魔術師と学園とトリックスターと詐欺の物語。舞台は現代の日本で、魔術がマイナーな学問として存在するような世界で、日本で唯一の大学の魔学部に入学したぼくの一人称で語られるラノベとミステリーのあいのこみたいな話でした。その魔学部に世界で6人しかいない魔術師の一人佐杏冴奈が教員としてやってきて、ぼくは変な縁で彼女のゼミにいれられっていうような感じで、怪放送による殺人予告、魔術師の影、崩壊する関係、密室、そして殺人事件みたいな流れ。
西尾維新っぽいっていうのをどこか感じて、前半の感じとかはクビシメを想起したのですが、後半に行くにしたがってちゃんと別物で安心。どうにも類型的な女の子キャラクターが何か表層的な感じの完結した幸せな日常をやってるっていうのが、事件から世界が崩壊に向かうっていう流れかなと思ったのが、後半が違ったと。諦観まみれのぼくの性格の理由も、ちゃんと事件の本筋に関係あるところで明らかになりますし。

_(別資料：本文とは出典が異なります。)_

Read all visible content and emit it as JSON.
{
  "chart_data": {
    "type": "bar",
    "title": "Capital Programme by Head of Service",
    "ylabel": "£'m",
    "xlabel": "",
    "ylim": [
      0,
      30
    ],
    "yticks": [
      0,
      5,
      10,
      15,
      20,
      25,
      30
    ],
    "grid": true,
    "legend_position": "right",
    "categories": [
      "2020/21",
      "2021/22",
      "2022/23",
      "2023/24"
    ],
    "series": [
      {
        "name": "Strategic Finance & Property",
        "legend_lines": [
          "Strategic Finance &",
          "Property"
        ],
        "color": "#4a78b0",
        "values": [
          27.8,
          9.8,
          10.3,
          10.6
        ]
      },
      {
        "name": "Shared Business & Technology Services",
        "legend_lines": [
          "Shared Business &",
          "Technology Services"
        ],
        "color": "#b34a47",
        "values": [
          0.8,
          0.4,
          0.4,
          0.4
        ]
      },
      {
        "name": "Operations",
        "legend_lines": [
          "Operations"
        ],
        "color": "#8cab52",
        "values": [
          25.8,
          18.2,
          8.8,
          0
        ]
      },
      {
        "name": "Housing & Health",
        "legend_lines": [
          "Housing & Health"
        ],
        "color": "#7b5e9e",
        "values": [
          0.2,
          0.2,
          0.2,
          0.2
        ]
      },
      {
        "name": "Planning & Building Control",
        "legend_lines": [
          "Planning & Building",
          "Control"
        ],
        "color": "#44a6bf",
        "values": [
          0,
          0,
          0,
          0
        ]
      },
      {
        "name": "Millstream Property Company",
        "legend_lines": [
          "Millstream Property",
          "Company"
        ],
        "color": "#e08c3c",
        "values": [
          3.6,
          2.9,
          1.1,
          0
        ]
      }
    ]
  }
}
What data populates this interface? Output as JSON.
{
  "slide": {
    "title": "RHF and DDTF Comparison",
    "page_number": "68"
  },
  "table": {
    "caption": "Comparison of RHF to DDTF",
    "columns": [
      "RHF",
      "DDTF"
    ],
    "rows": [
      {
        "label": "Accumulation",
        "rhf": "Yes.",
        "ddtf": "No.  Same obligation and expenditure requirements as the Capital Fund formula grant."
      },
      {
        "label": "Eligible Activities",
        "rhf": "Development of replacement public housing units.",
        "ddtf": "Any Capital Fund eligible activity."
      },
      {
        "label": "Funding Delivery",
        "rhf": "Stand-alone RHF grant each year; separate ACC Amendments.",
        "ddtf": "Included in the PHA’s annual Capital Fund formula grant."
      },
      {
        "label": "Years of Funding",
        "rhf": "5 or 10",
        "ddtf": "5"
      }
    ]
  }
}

ミステリ的な部分ではビックリするってほどのことはなかっったですが、いい感じではありました。二段オチの一段目は何となくそう導かれてる感じでこれは罠だなぁと思いましたが、二段目は予想つかず。6つ目までのトリックは分かる訳ないと思いつつも、ちゃんとヒントも散らばってるし納得。ただ、7つめのトリックはあまりに物語の本筋と関係がなさ過ぎる気がしました。確かに騙されましたけど。キャラクターは佐杏先生が実に魅力的。性格もポジションもまさしく超越者でした。
文章も構成も上手だし、雰囲気も良いのでこの人の次の作品も読みたいです。クロウリー関係の話が完結してない以上続編は出るのかもしれませんが、反則能力の持ち主がいる以上ミステリとしてはかなり難しい気が。でもそれを外すと超能力バトルものになりそうですし。それと読んでてすごく今っぽさを感じて、この作者の人はきっと若いんだろうなぁと思ってたら、82年生まれということでやっぱり若かったです。なんか納得。
後はイラストが良かったです。綺麗だし私の好み。ぼくのイラストも見てみたかった。